И я не понимала, кто кого мучает с большим успехом. Только я знала, что ему больнее. Физически. Надеялась. Но и это кончилось - и не потому, что я устала удерживать кнопку.
***
Было неправильно. Пока я сидела в ванной, запершись, и пережидала крики и стуки снаружи, упираясь взглядом в фальшивую пудреницу, я поняла, что именно было неправильно. Наверное, Авриль Огюст - это наполовину вскрытый грецкий орех, закрытый для всего мира, - кроме. Я реагировала на него всем. Всем, что Бог вложил в это тело, в эту душу и в эту голову. Я чувствовала его мысли. Когда он сказал Седому что-то на неизвестном никому языке, я поняла все - до единого слова, поверила и уже даже не испугалась, потому что знала это. И еще я поняла, что он стоит вне системы координат, в которой находимся все мы. Мне было бы наплевать на "всех нас", если бы в общей системе координат не находилась и я тоже. С этим нельзя было ничего поделать. Рваться, смиряться, пытаться не думать, думать, - ничего нельзя было. Наверное, он что-то сделал со мной в Барселоне. Еще до всего. Вдруг вспомнило. Все, из чего я состою, вспомнило - не обстоятельства, но сам факт того, что он что-то сделал. Со мной. Почему со мной?
...Я была ему для чего-то нужна? Но ведь это я позвонила ему тогда. Нашла эту чертову фирму и позвонила - сама. А он меня не узнал. Или не знал. Или знал, но сделал вид, что не знает. Может быть, он забыл меня так же, как я забыла его?

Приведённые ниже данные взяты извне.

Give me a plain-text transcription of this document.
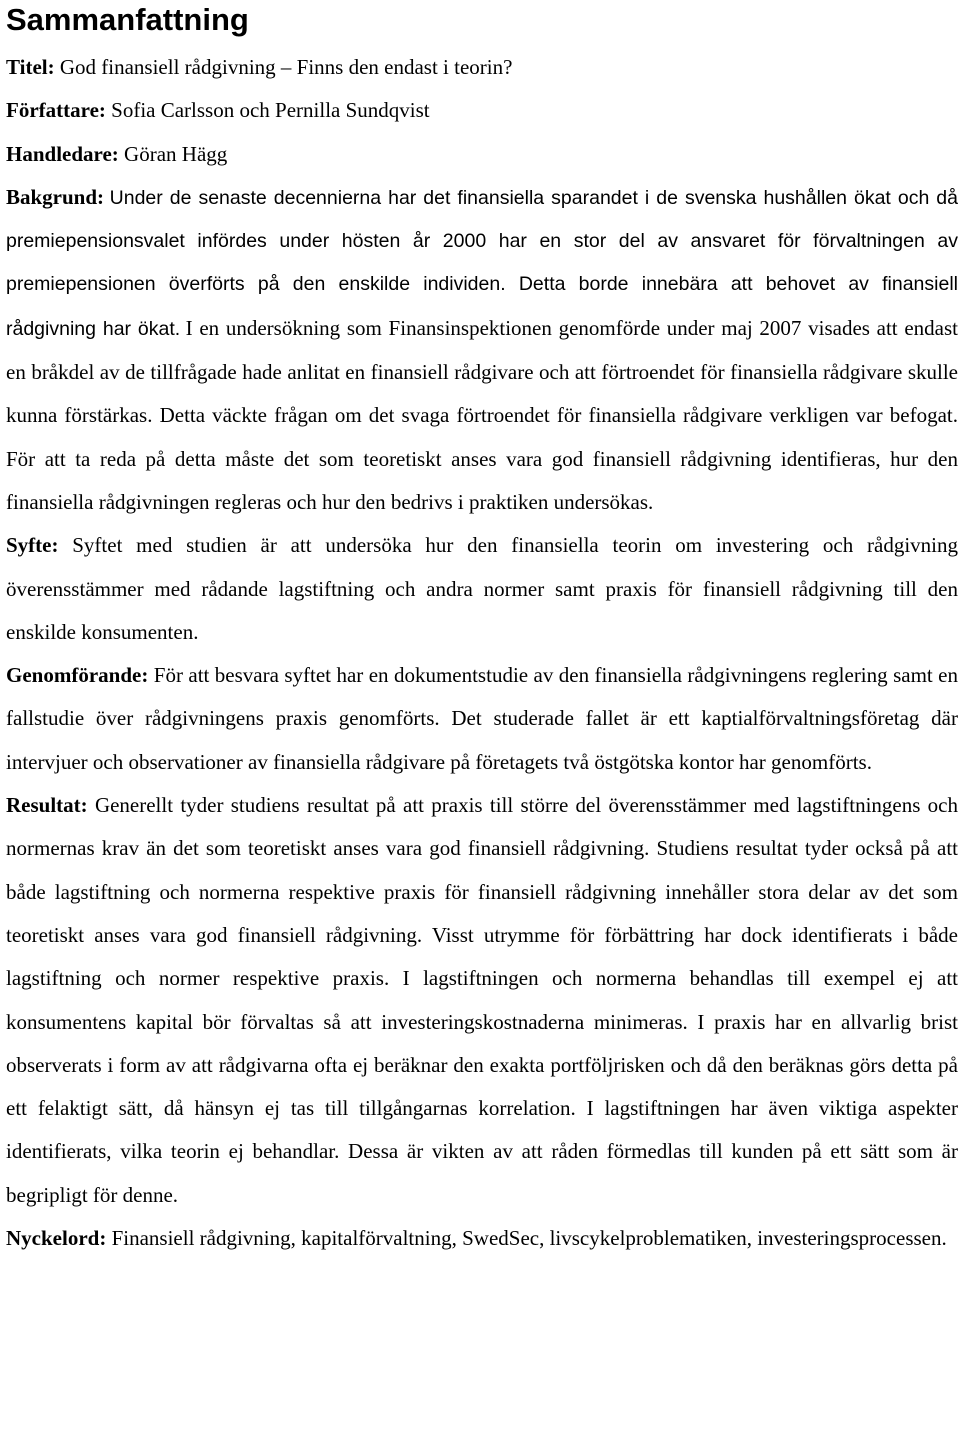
Sammanfattning

Titel: God finansiell rådgivning – Finns den endast i teorin?

Författare: Sofia Carlsson och Pernilla Sundqvist

Handledare: Göran Hägg

Bakgrund: Under de senaste decennierna har det finansiella sparandet i de svenska hushållen ökat och då premiepensionsvalet infördes under hösten år 2000 har en stor del av ansvaret för förvaltningen av premiepensionen överförts på den enskilde individen. Detta borde innebära att behovet av finansiell rådgivning har ökat. I en undersökning som Finansinspektionen genomförde under maj 2007 visades att endast en bråkdel av de tillfrågade hade anlitat en finansiell rådgivare och att förtroendet för finansiella rådgivare skulle kunna förstärkas. Detta väckte frågan om det svaga förtroendet för finansiella rådgivare verkligen var befogat. För att ta reda på detta måste det som teoretiskt anses vara god finansiell rådgivning identifieras, hur den finansiella rådgivningen regleras och hur den bedrivs i praktiken undersökas.

Syfte: Syftet med studien är att undersöka hur den finansiella teorin om investering och rådgivning överensstämmer med rådande lagstiftning och andra normer samt praxis för finansiell rådgivning till den enskilde konsumenten.

Genomförande: För att besvara syftet har en dokumentstudie av den finansiella rådgivningens reglering samt en fallstudie över rådgivningens praxis genomförts. Det studerade fallet är ett kaptialförvaltningsföretag där intervjuer och observationer av finansiella rådgivare på företagets två östgötska kontor har genomförts.

Resultat: Generellt tyder studiens resultat på att praxis till större del överensstämmer med lagstiftningens och normernas krav än det som teoretiskt anses vara god finansiell rådgivning. Studiens resultat tyder också på att både lagstiftning och normerna respektive praxis för finansiell rådgivning innehåller stora delar av det som teoretiskt anses vara god finansiell rådgivning. Visst utrymme för förbättring har dock identifierats i både lagstiftning och normer respektive praxis. I lagstiftningen och normerna behandlas till exempel ej att konsumentens kapital bör förvaltas så att investeringskostnaderna minimeras. I praxis har en allvarlig brist observerats i form av att rådgivarna ofta ej beräknar den exakta portföljrisken och då den beräknas görs detta på ett felaktigt sätt, då hänsyn ej tas till tillgångarnas korrelation. I lagstiftningen har även viktiga aspekter identifierats, vilka teorin ej behandlar. Dessa är vikten av att råden förmedlas till kunden på ett sätt som är begripligt för denne.

Nyckelord: Finansiell rådgivning, kapitalförvaltning, SwedSec, livscykelproblematiken, investeringsprocessen.
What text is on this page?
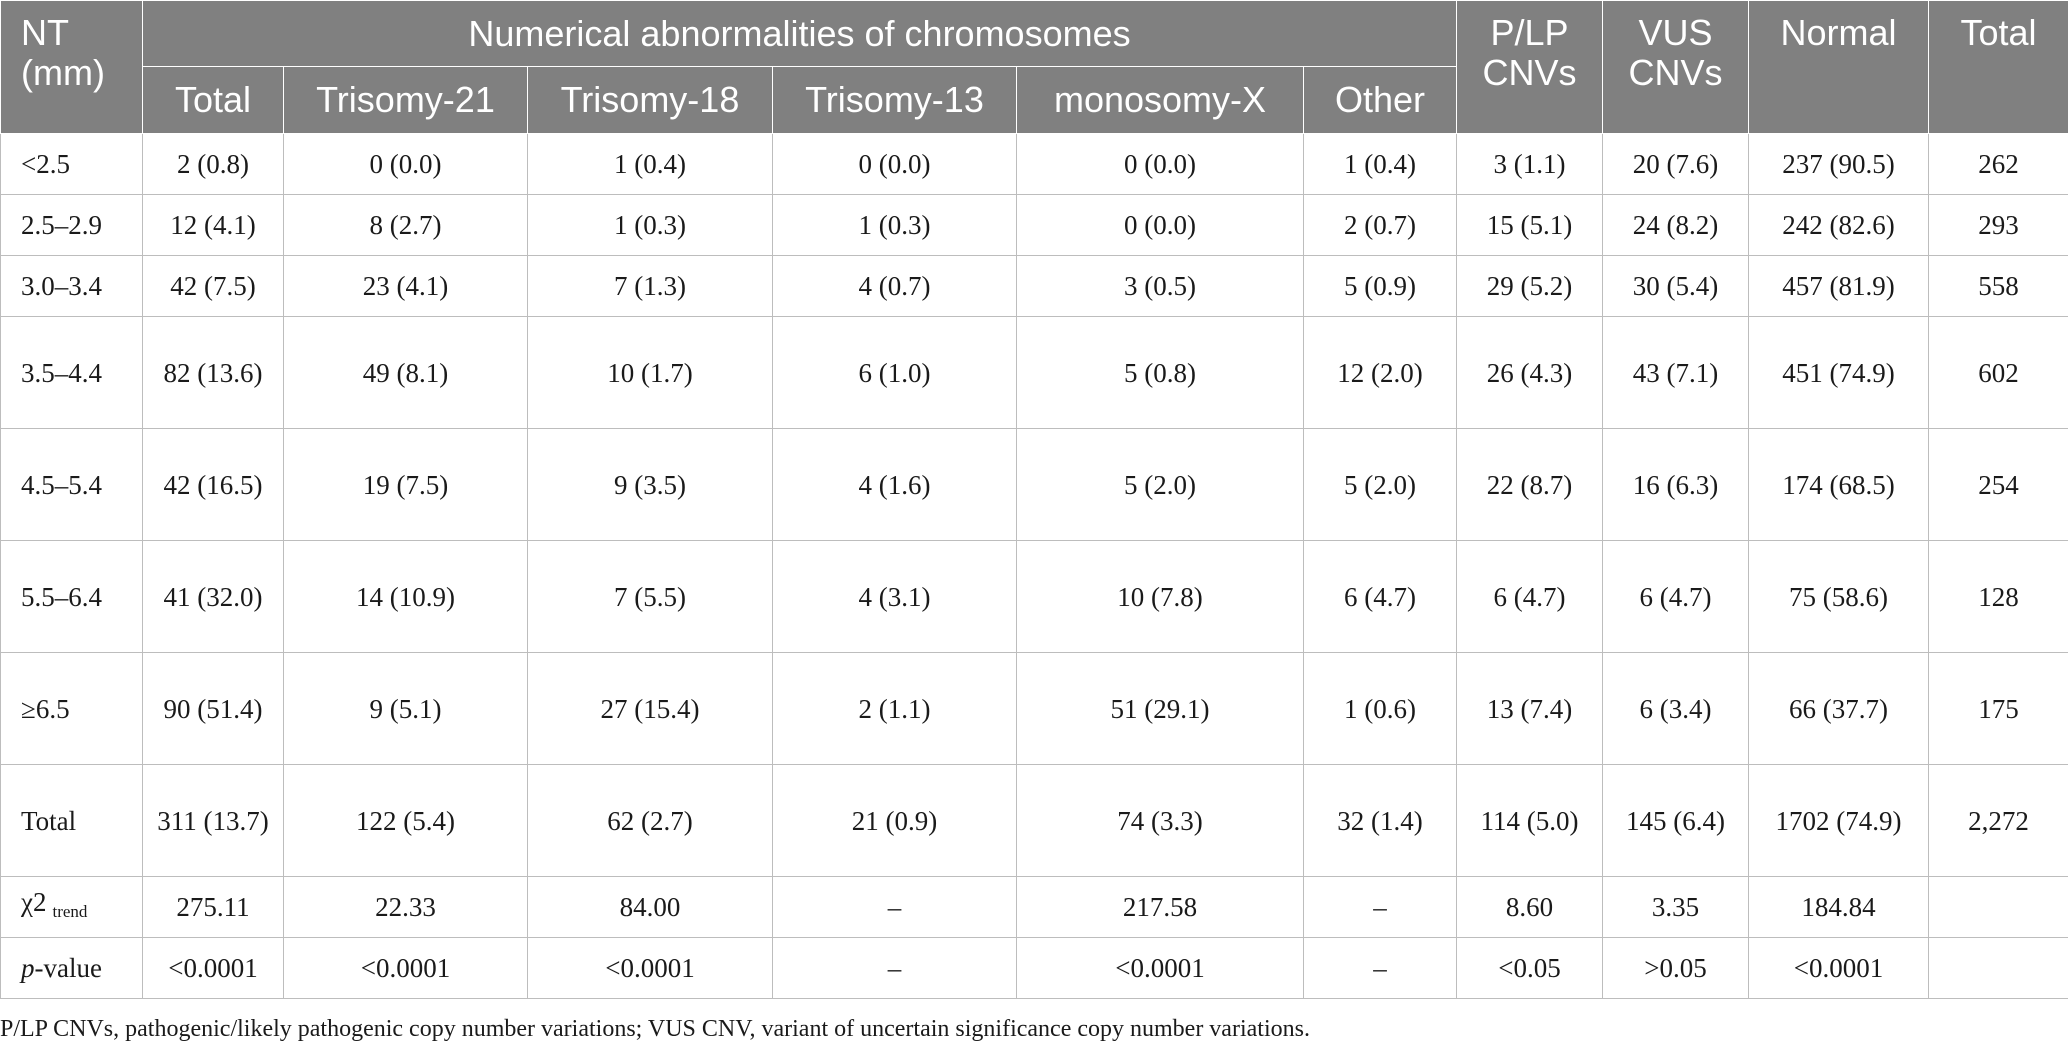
NT (mm)	Numerical abnormalities of chromosomes						P/LP CNVs	VUS CNVs	Normal	Total
	Total	Trisomy-21	Trisomy-18	Trisomy-13	monosomy-X	Other				
<2.5	2 (0.8)	0 (0.0)	1 (0.4)	0 (0.0)	0 (0.0)	1 (0.4)	3 (1.1)	20 (7.6)	237 (90.5)	262
2.5–2.9	12 (4.1)	8 (2.7)	1 (0.3)	1 (0.3)	0 (0.0)	2 (0.7)	15 (5.1)	24 (8.2)	242 (82.6)	293
3.0–3.4	42 (7.5)	23 (4.1)	7 (1.3)	4 (0.7)	3 (0.5)	5 (0.9)	29 (5.2)	30 (5.4)	457 (81.9)	558
3.5–4.4	82 (13.6)	49 (8.1)	10 (1.7)	6 (1.0)	5 (0.8)	12 (2.0)	26 (4.3)	43 (7.1)	451 (74.9)	602
4.5–5.4	42 (16.5)	19 (7.5)	9 (3.5)	4 (1.6)	5 (2.0)	5 (2.0)	22 (8.7)	16 (6.3)	174 (68.5)	254
5.5–6.4	41 (32.0)	14 (10.9)	7 (5.5)	4 (3.1)	10 (7.8)	6 (4.7)	6 (4.7)	6 (4.7)	75 (58.6)	128
≥6.5	90 (51.4)	9 (5.1)	27 (15.4)	2 (1.1)	51 (29.1)	1 (0.6)	13 (7.4)	6 (3.4)	66 (37.7)	175
Total	311 (13.7)	122 (5.4)	62 (2.7)	21 (0.9)	74 (3.3)	32 (1.4)	114 (5.0)	145 (6.4)	1702 (74.9)	2,272
χ2 $_{trend}$	275.11	22.33	84.00	–	217.58	–	8.60	3.35	184.84	
p-value	<0.0001	<0.0001	<0.0001	–	<0.0001	–	<0.05	>0.05	<0.0001	
P/LP CNVs, pathogenic/likely pathogenic copy number variations; VUS CNV, variant of uncertain significance copy number variations.
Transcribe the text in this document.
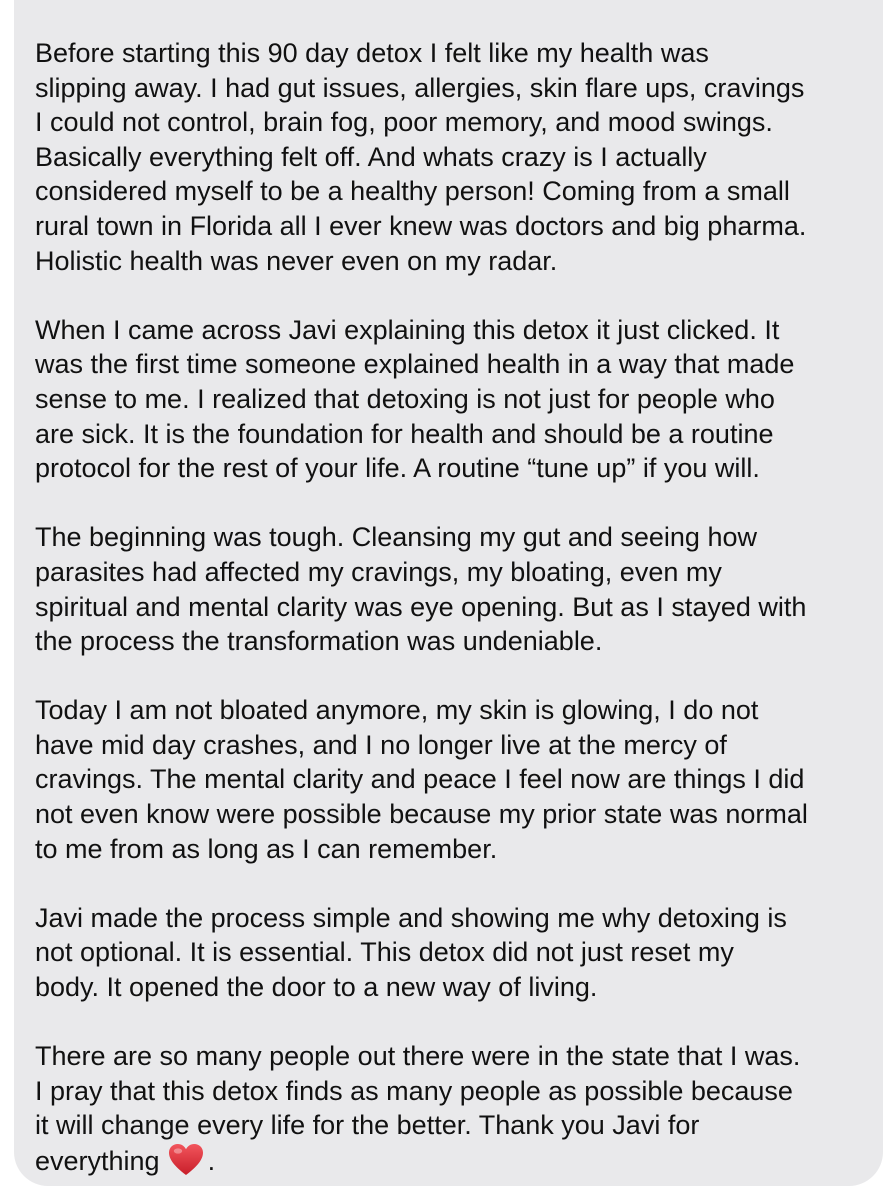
Before starting this 90 day detox I felt like my health was
slipping away. I had gut issues, allergies, skin flare ups, cravings
I could not control, brain fog, poor memory, and mood swings.
Basically everything felt off. And whats crazy is I actually
considered myself to be a healthy person! Coming from a small
rural town in Florida all I ever knew was doctors and big pharma.
Holistic health was never even on my radar.

When I came across Javi explaining this detox it just clicked. It
was the first time someone explained health in a way that made
sense to me. I realized that detoxing is not just for people who
are sick. It is the foundation for health and should be a routine
protocol for the rest of your life. A routine “tune up” if you will.

The beginning was tough. Cleansing my gut and seeing how
parasites had affected my cravings, my bloating, even my
spiritual and mental clarity was eye opening. But as I stayed with
the process the transformation was undeniable.

Today I am not bloated anymore, my skin is glowing, I do not
have mid day crashes, and I no longer live at the mercy of
cravings. The mental clarity and peace I feel now are things I did
not even know were possible because my prior state was normal
to me from as long as I can remember.

Javi made the process simple and showing me why detoxing is
not optional. It is essential. This detox did not just reset my
body. It opened the door to a new way of living.

There are so many people out there were in the state that I was.
I pray that this detox finds as many people as possible because
it will change every life for the better. Thank you Javi for
everything .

Так же, как и этого Седого с французской фамилией - он знал. Спокойно, детка. Выкинь намокшую фальшивую пудру и смотри. Если сейчас ты не можешь ничего сделать, то когда-нибудь сможешь. Если все было задумано им с самого начала, надо просто немного потерпеть и подождать. И ты узнаешь. Он ведь так мне и сказал тогда в такси. Не спешить. Терпеть. Ждать.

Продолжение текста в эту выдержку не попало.